“I know it,” she said, coldly. “Please do not allude to that—again.”
“What is to be done with this, then?” he asked, chilled by her unwomanliness. And he picked up the locket and once more looked at the pretty, defiant little face pictured therein.
“I do not see what one thing has to do with the other,” she said.
“I feel certain that this is the portrait of your mother,” he said. “And, that being so, what is to be done with it?”

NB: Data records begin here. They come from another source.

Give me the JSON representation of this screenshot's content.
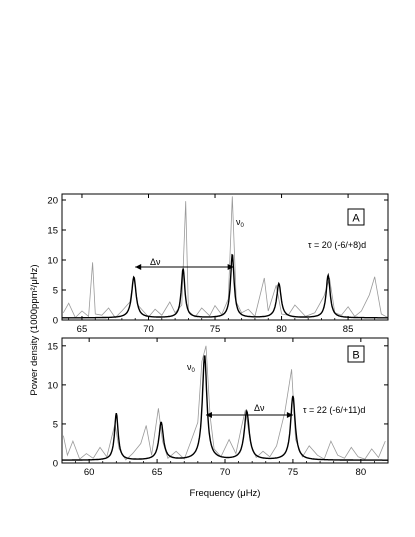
{
  "chart_data": [
    {
      "type": "line",
      "panel_letter": "A",
      "tau_label": "τ = 20 (-6/+8)d",
      "nu0_label": "ν",
      "nu0_sub": "0",
      "delta_nu_label": "Δν",
      "xlim": [
        63.5,
        88.0
      ],
      "ylim": [
        0,
        21
      ],
      "x_ticks": [
        65,
        70,
        75,
        80,
        85
      ],
      "y_ticks": [
        0,
        5,
        10,
        15,
        20
      ],
      "nu0_x": 76.2,
      "delta_nu_range": [
        69.0,
        76.4
      ],
      "series": [
        {
          "style": "grey-spectrum",
          "x": [
            63.6,
            64.0,
            64.5,
            65.0,
            65.5,
            65.8,
            66.0,
            66.5,
            67.0,
            67.5,
            68.0,
            68.6,
            68.9,
            69.2,
            70.0,
            70.5,
            71.0,
            71.6,
            72.0,
            72.5,
            72.8,
            73.0,
            73.5,
            74.0,
            74.6,
            75.0,
            75.5,
            76.0,
            76.3,
            76.6,
            77.0,
            77.5,
            78.0,
            78.7,
            79.0,
            79.6,
            80.0,
            80.5,
            81.0,
            81.8,
            82.5,
            83.2,
            83.6,
            84.0,
            84.5,
            85.0,
            85.5,
            86.0,
            86.6,
            87.0,
            87.5,
            88.0
          ],
          "y": [
            1.2,
            2.8,
            0.4,
            1.5,
            0.6,
            9.6,
            1.0,
            0.8,
            2.0,
            0.4,
            1.5,
            3.0,
            7.2,
            2.5,
            0.5,
            1.8,
            0.8,
            3.0,
            1.2,
            2.5,
            19.8,
            1.5,
            0.5,
            2.0,
            0.7,
            2.4,
            0.9,
            3.5,
            20.6,
            3.0,
            1.2,
            1.8,
            0.6,
            7.0,
            1.5,
            5.8,
            1.0,
            0.8,
            2.5,
            0.6,
            1.2,
            4.0,
            7.0,
            1.2,
            0.8,
            2.2,
            0.6,
            1.5,
            4.2,
            7.2,
            1.0,
            0.4
          ]
        },
        {
          "style": "black-fit",
          "peaks": [
            {
              "center": 68.9,
              "height": 6.8,
              "width": 0.2
            },
            {
              "center": 72.6,
              "height": 8.2,
              "width": 0.16
            },
            {
              "center": 76.3,
              "height": 10.6,
              "width": 0.16
            },
            {
              "center": 79.8,
              "height": 5.7,
              "width": 0.2
            },
            {
              "center": 83.5,
              "height": 7.1,
              "width": 0.18
            }
          ]
        }
      ]
    },
    {
      "type": "line",
      "panel_letter": "B",
      "tau_label": "τ = 22 (-6/+11)d",
      "nu0_label": "ν",
      "nu0_sub": "0",
      "delta_nu_label": "Δν",
      "xlim": [
        58.0,
        82.0
      ],
      "ylim": [
        0,
        16
      ],
      "x_ticks": [
        60,
        65,
        70,
        75,
        80
      ],
      "y_ticks": [
        0,
        5,
        10,
        15
      ],
      "nu0_x": 68.4,
      "delta_nu_range": [
        68.6,
        75.0
      ],
      "series": [
        {
          "style": "grey-spectrum",
          "x": [
            58.1,
            58.4,
            58.8,
            59.3,
            59.8,
            60.3,
            60.8,
            61.3,
            61.9,
            62.2,
            62.7,
            63.2,
            63.8,
            64.2,
            64.6,
            65.1,
            65.4,
            65.8,
            66.4,
            67.0,
            67.5,
            68.0,
            68.3,
            68.6,
            68.9,
            69.2,
            69.7,
            70.3,
            70.8,
            71.2,
            71.5,
            71.9,
            72.3,
            72.8,
            73.3,
            73.8,
            74.4,
            74.9,
            75.2,
            75.7,
            76.2,
            76.8,
            77.3,
            77.8,
            78.3,
            78.8,
            79.3,
            79.8,
            80.3,
            80.8,
            81.3,
            81.8
          ],
          "y": [
            3.5,
            1.0,
            2.8,
            0.5,
            1.2,
            0.6,
            2.0,
            0.8,
            5.0,
            1.8,
            0.4,
            1.2,
            2.5,
            4.8,
            1.0,
            7.0,
            2.8,
            0.6,
            1.5,
            0.5,
            2.8,
            5.2,
            13.0,
            15.0,
            6.0,
            1.8,
            0.8,
            3.0,
            1.2,
            4.5,
            6.8,
            2.4,
            0.7,
            1.5,
            0.8,
            2.2,
            6.5,
            12.0,
            3.0,
            0.8,
            2.2,
            1.0,
            0.5,
            2.8,
            1.0,
            0.6,
            2.0,
            0.8,
            0.5,
            1.8,
            0.7,
            2.8
          ]
        },
        {
          "style": "black-fit",
          "peaks": [
            {
              "center": 62.0,
              "height": 6.0,
              "width": 0.16
            },
            {
              "center": 65.3,
              "height": 4.8,
              "width": 0.2
            },
            {
              "center": 68.5,
              "height": 13.4,
              "width": 0.2
            },
            {
              "center": 71.6,
              "height": 6.2,
              "width": 0.22
            },
            {
              "center": 75.0,
              "height": 8.2,
              "width": 0.2
            }
          ]
        }
      ]
    }
  ],
  "shared_axes": {
    "xlabel": "Frequency (μHz)",
    "ylabel": "Power density  (1000ppm²/μHz)"
  }
}
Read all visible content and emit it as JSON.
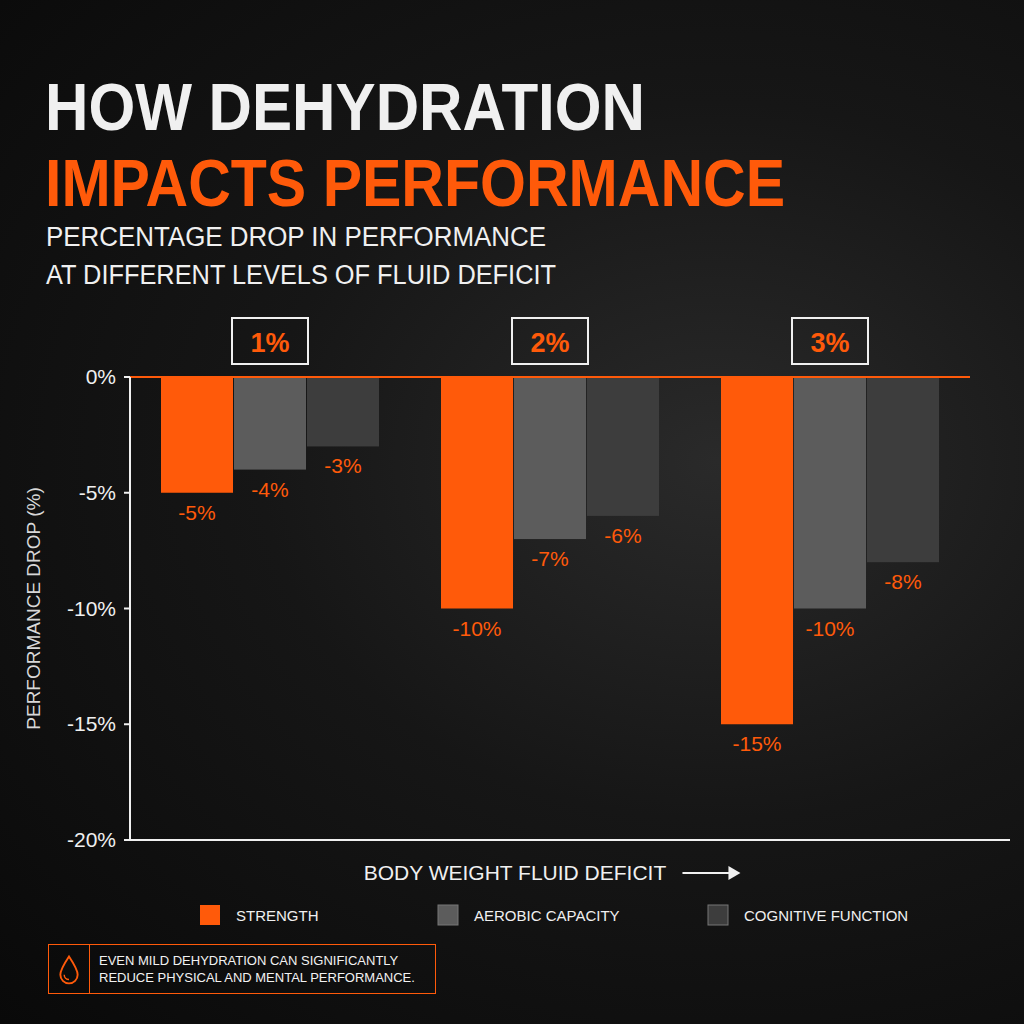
{
  "chart_data": {
    "type": "bar",
    "title": [
      "HOW DEHYDRATION",
      "IMPACTS PERFORMANCE"
    ],
    "subtitle": [
      "PERCENTAGE DROP IN PERFORMANCE",
      "AT DIFFERENT LEVELS OF FLUID DEFICIT"
    ],
    "categories": [
      "1%",
      "2%",
      "3%"
    ],
    "series": [
      {
        "name": "STRENGTH",
        "color": "#ff5a0a",
        "values": [
          -5,
          -10,
          -15
        ],
        "value_labels": [
          "-5%",
          "-10%",
          "-15%"
        ]
      },
      {
        "name": "AEROBIC CAPACITY",
        "color": "#5c5c5c",
        "values": [
          -4,
          -7,
          -10
        ],
        "value_labels": [
          "-4%",
          "-7%",
          "-10%"
        ]
      },
      {
        "name": "COGNITIVE FUNCTION",
        "color": "#3d3d3d",
        "values": [
          -3,
          -6,
          -8
        ],
        "value_labels": [
          "-3%",
          "-6%",
          "-8%"
        ]
      }
    ],
    "ylim": [
      -20,
      0
    ],
    "yticks": [
      {
        "value": -20,
        "label": "-20%"
      },
      {
        "value": -15,
        "label": "-15%"
      },
      {
        "value": -10,
        "label": "-10%"
      },
      {
        "value": -5,
        "label": "-5%"
      },
      {
        "value": 0,
        "label": "0%"
      }
    ],
    "ylabel": "PERFORMANCE DROP (%)",
    "xlabel": "BODY WEIGHT FLUID DEFICIT",
    "annotation": "EVEN MILD DEHYDRATION CAN SIGNIFICANTLY REDUCE PHYSICAL AND MENTAL PERFORMANCE.",
    "grid": false,
    "legend": "bottom",
    "data_labels": true
  }
}
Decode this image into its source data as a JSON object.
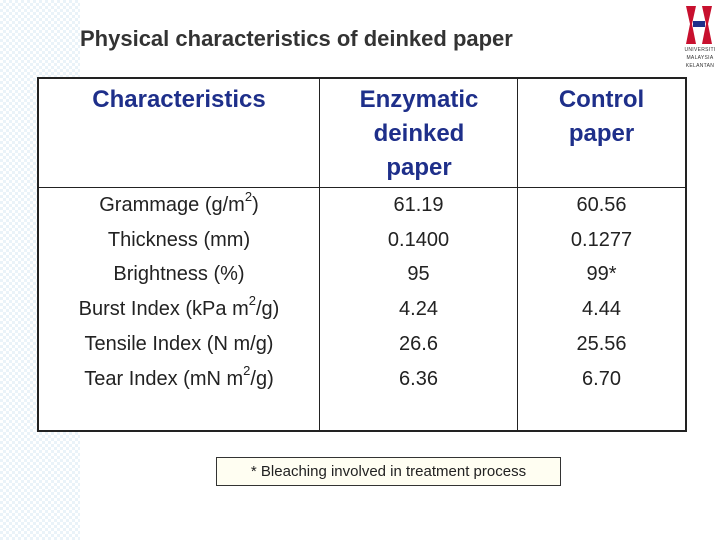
{
  "title": "Physical characteristics of deinked paper",
  "logo": {
    "lines": [
      "UNIVERSITI",
      "MALAYSIA",
      "KELANTAN"
    ]
  },
  "table": {
    "header": [
      "Characteristics",
      "Enzymatic deinked paper",
      "Control paper"
    ],
    "rows": [
      {
        "label": {
          "text": "Grammage (g/m",
          "sup": "2",
          "after": ")"
        },
        "enzymatic": "61.19",
        "control": "60.56"
      },
      {
        "label": {
          "text": "Thickness (mm)"
        },
        "enzymatic": "0.1400",
        "control": "0.1277"
      },
      {
        "label": {
          "text": "Brightness (%)"
        },
        "enzymatic": "95",
        "control": "99*"
      },
      {
        "label": {
          "text": "Burst Index (kPa m",
          "sup": "2",
          "after": "/g)"
        },
        "enzymatic": "4.24",
        "control": "4.44"
      },
      {
        "label": {
          "text": "Tensile Index (N m/g)"
        },
        "enzymatic": "26.6",
        "control": "25.56"
      },
      {
        "label": {
          "text": "Tear Index (mN m",
          "sup": "2",
          "after": "/g)"
        },
        "enzymatic": "6.36",
        "control": "6.70"
      }
    ]
  },
  "footnote": "* Bleaching involved in treatment process"
}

She glanced at him with a curious light in her grey eyes that made her look more witchlike than angelic.
“I will show you,” she said; and going to the hearth she stirred the logs into a blaze, and detaching the locket from its slender chain she dropped it into the glowing heart of the fire.
“I will keep this,” she said, showing him the chain. “It touched his neck. You are answered.”
The horrified expression on Hugh’s pale features somewhat quieted her passion. He was surprised and shocked. Was her rage pure jealousy, or what? He stood there, pondering, with his face averted from her.
“Now you know me!” she said, recklessly. “No—not quite. But I will tell you. I hate the woman who dared to marry my father without loving him, and so, poisoned his life and broke his heart!”
Somehow Sir Roderick as Hugh had known him was scarcely to be recognised as a man with a poisoned life and a broken heart.